Once we played through all of the pieces and then played them as they should be heard --15 songs, all linked together with no breaks, making one "song" a little over an hour long -- we knew that we had to follow through and see it to fruition.
It proved to be a little more daunting than we'd imagined. Not saying that it was the album that killed the band, but it definitely put us in a coma. CHIEF is one of those bands that doesn't ever really break up or die or whatever, though.
We'd taken a couple years break before, then next thing we knew we were together again for five or six years, gigging and recording another record, CHIEF II. I do know that Dave and I will play music together regardless, whether it's as CHIEF or something else, who knows? We never seem to ourselves, so...
Leaving the 5 Card Studs
There are almost too many factors to mention about why I left that band. I'd tried to leave it two or three times before and had always either convinced myself or had gotten convinced by someone in it that it was a good idea to stay with it.

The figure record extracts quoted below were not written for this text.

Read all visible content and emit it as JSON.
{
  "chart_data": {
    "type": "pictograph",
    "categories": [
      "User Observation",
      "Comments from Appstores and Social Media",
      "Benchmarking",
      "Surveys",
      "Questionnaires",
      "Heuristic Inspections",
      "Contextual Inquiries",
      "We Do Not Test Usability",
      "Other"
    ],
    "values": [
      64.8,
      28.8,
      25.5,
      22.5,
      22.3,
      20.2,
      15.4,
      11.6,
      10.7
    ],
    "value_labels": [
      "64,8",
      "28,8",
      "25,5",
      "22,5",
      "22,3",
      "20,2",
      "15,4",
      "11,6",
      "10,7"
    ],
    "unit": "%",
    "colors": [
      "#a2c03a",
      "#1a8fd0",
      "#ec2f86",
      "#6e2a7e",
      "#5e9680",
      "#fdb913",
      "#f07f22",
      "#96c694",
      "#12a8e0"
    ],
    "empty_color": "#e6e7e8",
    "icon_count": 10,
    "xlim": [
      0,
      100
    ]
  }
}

Any personal differences aside which may have contributed to it, it all just took a toll on me and on my personal life. I'd give every gig my all, many times to my own detriment physically and especially mentally. It got harder and harder to keep up the "character" onstage that I was known for and expected to be when we played.
Others could kick back and play the music, no matter what mood they were in or how they're feeling that night or whatever. I never had that luxury and had to be "on" all the time. That gets old and after a while I started feeling like a clown as opposed to a performer.

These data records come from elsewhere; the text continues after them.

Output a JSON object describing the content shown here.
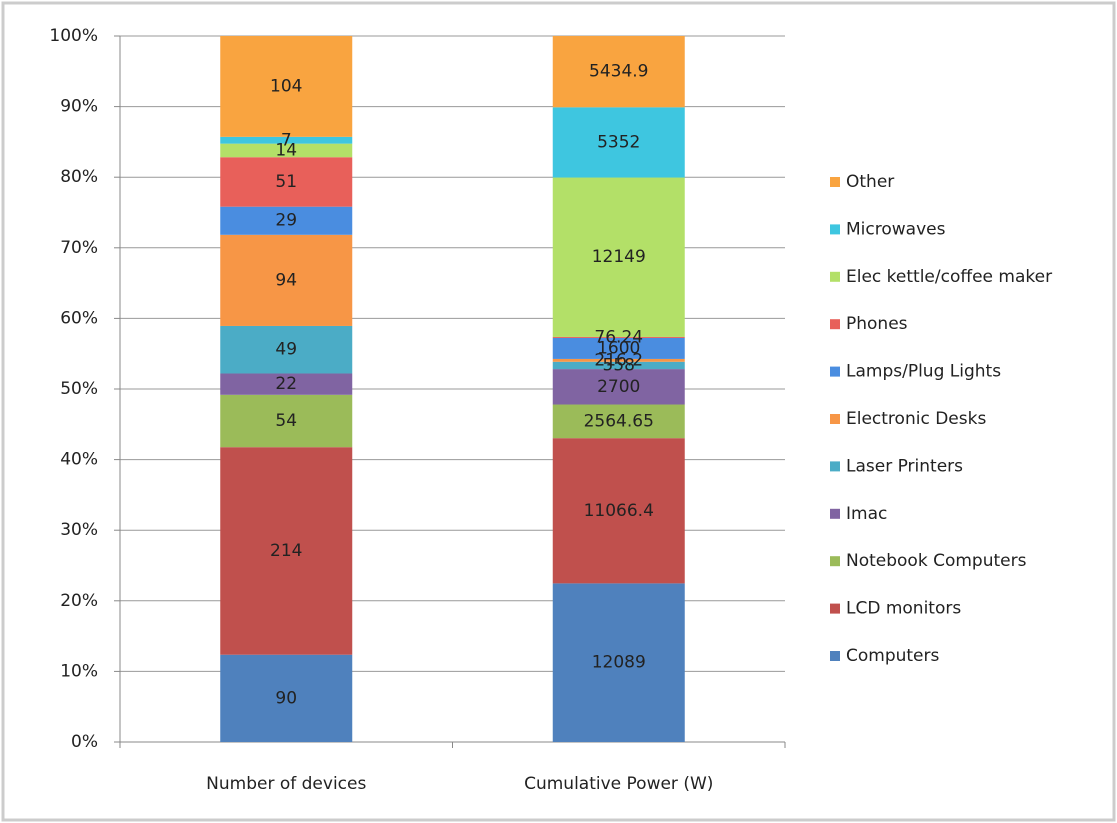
{
  "chart_data": {
    "type": "bar",
    "stacking": "percent",
    "categories": [
      "Number of devices",
      "Cumulative Power (W)"
    ],
    "series": [
      {
        "name": "Computers",
        "color": "#4f81bd",
        "values": [
          90,
          12089
        ]
      },
      {
        "name": "LCD monitors",
        "color": "#c0504d",
        "values": [
          214,
          11066.4
        ]
      },
      {
        "name": "Notebook Computers",
        "color": "#9bbb59",
        "values": [
          54,
          2564.65
        ]
      },
      {
        "name": "Imac",
        "color": "#8064a2",
        "values": [
          22,
          2700
        ]
      },
      {
        "name": "Laser Printers",
        "color": "#4bacc6",
        "values": [
          49,
          558
        ]
      },
      {
        "name": "Electronic Desks",
        "color": "#f79646",
        "values": [
          94,
          216.2
        ]
      },
      {
        "name": "Lamps/Plug Lights",
        "color": "#4a8de0",
        "values": [
          29,
          1600
        ]
      },
      {
        "name": "Phones",
        "color": "#e8605a",
        "values": [
          51,
          76.24
        ]
      },
      {
        "name": "Elec kettle/coffee maker",
        "color": "#b3e068",
        "values": [
          14,
          12149
        ]
      },
      {
        "name": "Microwaves",
        "color": "#3ec6e0",
        "values": [
          7,
          5352
        ]
      },
      {
        "name": "Other",
        "color": "#f9a440",
        "values": [
          104,
          5434.9
        ]
      }
    ],
    "ylim": [
      0,
      100
    ],
    "yticks": [
      {
        "value": 0,
        "label": "0%"
      },
      {
        "value": 10,
        "label": "10%"
      },
      {
        "value": 20,
        "label": "20%"
      },
      {
        "value": 30,
        "label": "30%"
      },
      {
        "value": 40,
        "label": "40%"
      },
      {
        "value": 50,
        "label": "50%"
      },
      {
        "value": 60,
        "label": "60%"
      },
      {
        "value": 70,
        "label": "70%"
      },
      {
        "value": 80,
        "label": "80%"
      },
      {
        "value": 90,
        "label": "90%"
      },
      {
        "value": 100,
        "label": "100%"
      }
    ],
    "grid": true,
    "legend": "right"
  }
}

Also, many times, for years, most times I prioritized the band and all I had to do with it and for it, over things and people in my personal life that should've been top priorities. I let myself get caught up in a lot of the crap that goes along with being in a popular band (too much booze, late nights), contributing to broken relationships, not spending enough time with my family and just a lot of negative aspects of my life that I needed to get away from all of that to correct.
Long and short of it, after having a bit of a forced break because of the lockdown, I could actually have time away from it to not be immersed in the inertia of it all, catch up on some much needed rest, be ME and just think.

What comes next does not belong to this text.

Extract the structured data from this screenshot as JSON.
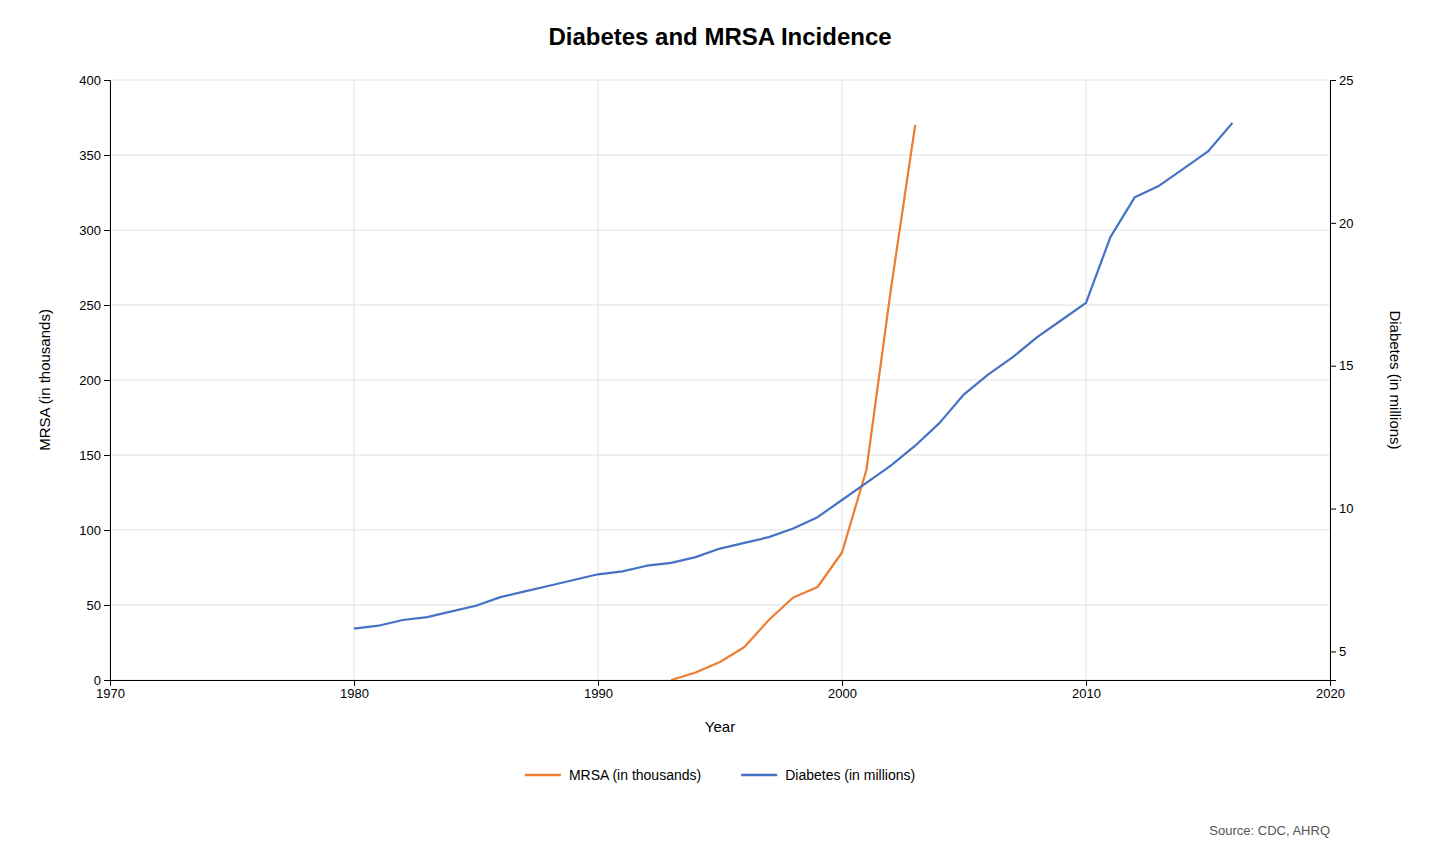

About a month into the lockdown it came to a head for me. One of the cancelled-due-to-COVID bookings that we had was rescheduled. I saw a notification about the rescheduled date one morning on my phone and I had a bit of a breakdown. I knew that was the final call to just move on from it.
I had many years of great times and great shows with those guys and I'd like to think that we were pretty good at what we did. I was in the 5 Card Studs for going on 25 years, all the same members the whole time, and it might be "just" a cover band, but I'm really proud of what that incarnation of the band was and has accomplished.